R. : Je souhaite tout d'abord vous présenter les excuses de M. Charles Millon, ministre de la Défense, qui ne peut être des nôtres ce matin, car il accompagne le président de la République dans son déplacement aux États-Unis d'Amérique. Je vais donc vous faire connaître les éléments de réponse qu'il m'a communiqués.

Au préalable, je voudrais rendre hommage à la persévérance avec laquelle vous défendez la construction navale militaire. Ce n'est pas la première fois que vous intervenez sur ce sujet et je sais l'importante qu'il a à vos yeux, et l'action que vous menez dans ce sens. En outre, vous avez livré, au travers de votre question, un certain nombre d'éléments de réflexion, voire de propositions, émanant en particulier du Conseil régional de Bretagne, concernant l'évolution de la situation dans ce secteur. Je les porterai bien entendu à la connaissance de M. le ministre, car ils doivent faire partie de la réflexion qu'il a engagée.

Méthode ministérielle :

Voici maintenant la réponse qu'il m'a chargé de vous transmettre. M. le ministre de la Défense a mis en place une méthode qu'il a déjà eu l'occasion d'exposer :

Phase de clarification

La première est une phase de clarification. Il s'agit de porter un diagnostic précis sur la situation, afin de disposer de tous les éléments nécessaires à l'analyse. Pour ce qui concerne la Direction des constructions navales, cette première phase de clarification a été confiée à un groupe de travail présidé par le Délégué général pour l'armement, M. Conze.

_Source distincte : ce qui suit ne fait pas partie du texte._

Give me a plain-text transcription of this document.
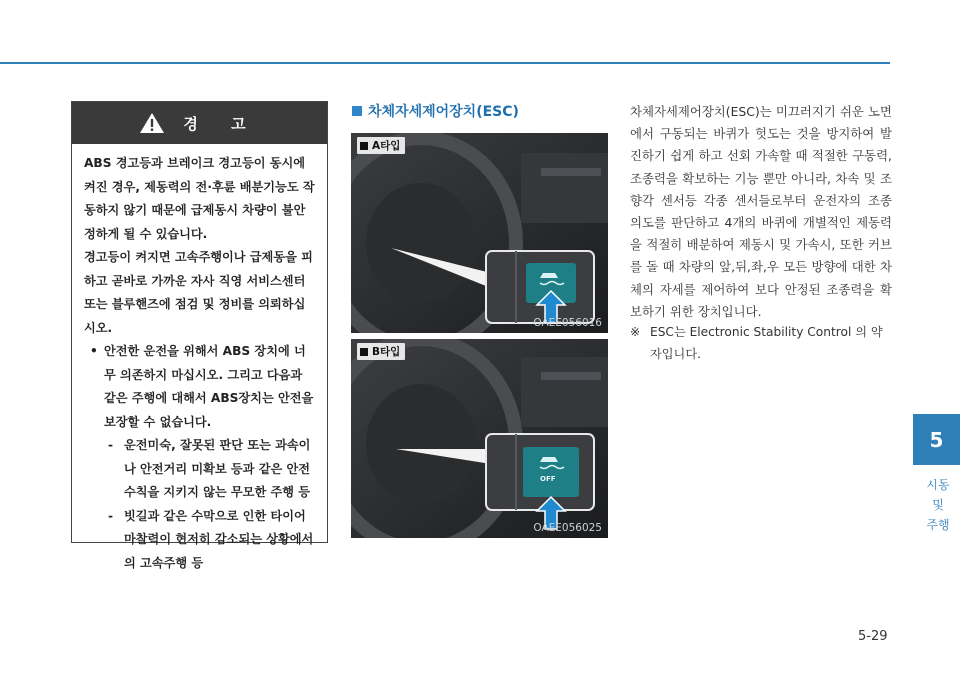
경 고

ABS 경고등과 브레이크 경고등이 동시에 켜진 경우, 제동력의 전·후륜 배분기능도 작동하지 않기 때문에 급제동시 차량이 불안정하게 될 수 있습니다.

경고등이 켜지면 고속주행이나 급제동을 피하고 곧바로 가까운 자사 직영 서비스센터 또는 블루핸즈에 점검 및 정비를 의뢰하십시오.

• 안전한 운전을 위해서 ABS 장치에 너무 의존하지 마십시오. 그리고 다음과 같은 주행에 대해서 ABS장치는 안전을 보장할 수 없습니다.
- 운전미숙, 잘못된 판단 또는 과속이나 안전거리 미확보 등과 같은 안전수칙을 지키지 않는 무모한 주행 등
- 빗길과 같은 수막으로 인한 타이어 마찰력이 현저히 감소되는 상황에서의 고속주행 등
차체자세제어장치(ESC)
A타입
OAEE056016
OFF
B타입
OAEE056025

차체자세제어장치(ESC)는 미끄러지기 쉬운 노면에서 구동되는 바퀴가 헛도는 것을 방지하여 발진하기 쉽게 하고 선회 가속할 때 적절한 구동력, 조종력을 확보하는 기능 뿐만 아니라, 차속 및 조향각 센서등 각종 센서들로부터 운전자의 조종 의도를 판단하고 4개의 바퀴에 개별적인 제동력을 적절히 배분하여 제동시 및 가속시, 또한 커브를 돌 때 차량의 앞,뒤,좌,우 모든 방향에 대한 차체의 자세를 제어하여 보다 안정된 조종력을 확보하기 위한 장치입니다.

※ ESC는 Electronic Stability Control 의 약자입니다.
5
시동
및
주행
5-29
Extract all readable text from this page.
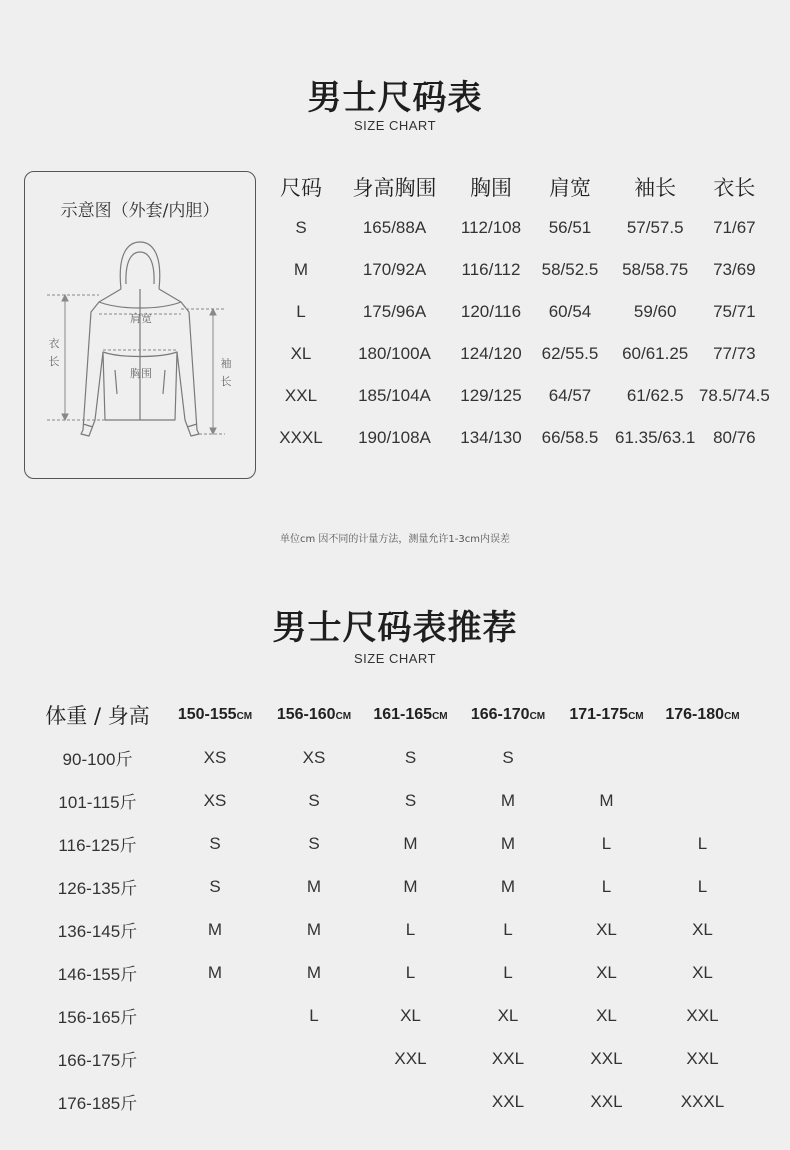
男士尺码表
SIZE CHART
示意图（外套/内胆）
肩宽
胸围
衣
长	袖
长
尺码	身高胸围	胸围	肩宽	袖长	衣长
S	165/88A	112/108	56/51	57/57.5	71/67
M	170/92A	116/112	58/52.5	58/58.75	73/69
L	175/96A	120/116	60/54	59/60	75/71
XL	180/100A	124/120	62/55.5	60/61.25	77/73
XXL	185/104A	129/125	64/57	61/62.5	78.5/74.5
XXXL	190/108A	134/130	66/58.5	61.35/63.1	80/76
单位cm 因不同的计量方法，测量允许1-3cm内误差
男士尺码表推荐
SIZE CHART
体重 / 身高	150-155CM	156-160CM	161-165CM	166-170CM	171-175CM	176-180CM
90-100斤	XS	XS	S	S		
101-115斤	XS	S	S	M	M	
116-125斤	S	S	M	M	L	L
126-135斤	S	M	M	M	L	L
136-145斤	M	M	L	L	XL	XL
146-155斤	M	M	L	L	XL	XL
156-165斤		L	XL	XL	XL	XXL
166-175斤			XXL	XXL	XXL	XXL
176-185斤				XXL	XXL	XXXL
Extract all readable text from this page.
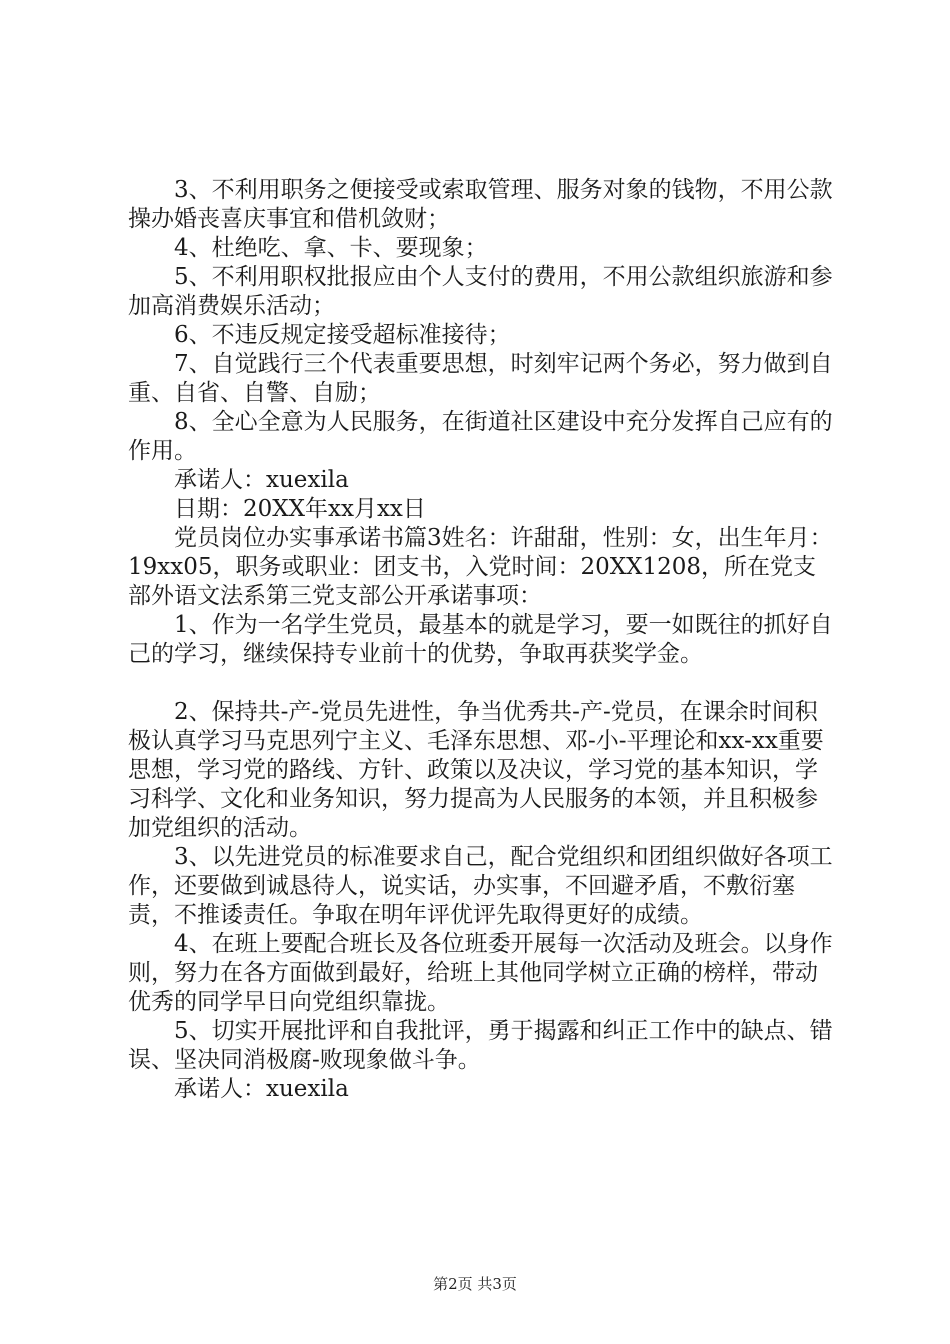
3、不利用职务之便接受或索取管理、服务对象的钱物，不用公款操办婚丧喜庆事宜和借机敛财；

4、杜绝吃、拿、卡、要现象；

5、不利用职权批报应由个人支付的费用，不用公款组织旅游和参加高消费娱乐活动；

6、不违反规定接受超标准接待；

7、自觉践行三个代表重要思想，时刻牢记两个务必，努力做到自重、自省、自警、自励；

8、全心全意为人民服务，在街道社区建设中充分发挥自己应有的作用。

承诺人：xuexila

日期：20XX年xx月xx日

党员岗位办实事承诺书篇3姓名：许甜甜，性别：女，出生年月：19xx05，职务或职业：团支书，入党时间：20XX1208，所在党支部外语文法系第三党支部公开承诺事项：

1、作为一名学生党员，最基本的就是学习，要一如既往的抓好自己的学习，继续保持专业前十的优势，争取再获奖学金。

2、保持共-产-党员先进性，争当优秀共-产-党员，在课余时间积极认真学习马克思列宁主义、毛泽东思想、邓-小-平理论和xx-xx重要思想，学习党的路线、方针、政策以及决议，学习党的基本知识，学习科学、文化和业务知识，努力提高为人民服务的本领，并且积极参加党组织的活动。

3、以先进党员的标准要求自己，配合党组织和团组织做好各项工作，还要做到诚恳待人，说实话，办实事，不回避矛盾，不敷衍塞责，不推诿责任。争取在明年评优评先取得更好的成绩。

4、在班上要配合班长及各位班委开展每一次活动及班会。以身作则，努力在各方面做到最好，给班上其他同学树立正确的榜样，带动优秀的同学早日向党组织靠拢。

5、切实开展批评和自我批评，勇于揭露和纠正工作中的缺点、错误、坚决同消极腐-败现象做斗争。

承诺人：xuexila

第2页 共3页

Cette première phase prend en compte les éléments tels que ceux que vous évoquez, dans votre question, monsieur le député, mais vous comprendrez qu'elle ne donne pas lieu à des communications intermédiaires, parce qu'il y aurait danger à déformer, par un diagnostic partiel, le diagnostic final ;

Phase de concertation

La première phase de clarification, s'achèvera le jour même où la deuxième phase, de concertation, commencera – vous l'avez dit tout à l'heure – c'est-à-dire le 13 février. Dans la même journée, en effet, ce rapport sera présenté à l'ensemble des personnes intéressées. Il s'agit du ministre de la Défense en premier lieu, bien entendu, des élus concernés par les sites de la DCN, des directeurs d'établissements de la DCN et des représentants du personnel suivi.

Accompagnement économique et social

Vous évoquez également, monsieur le député, les conséquences économiques et sociales de la baisse d'activité de la DCN à Brest. Comme le ministre de la Défense a eu l'occasion également de vous le dire, il est en train de constituer « une boite à outils » destinée à rassembler l'ensemble des mesures d'accompagnement économique et social des restructurations de la défense.

Celles-ci sont en cours d'élaboration, et seront naturellement présentées le moment venu devant votre assemblée. Et je ne doute pas que les mesures proposées par la région puissent venir les enrichir.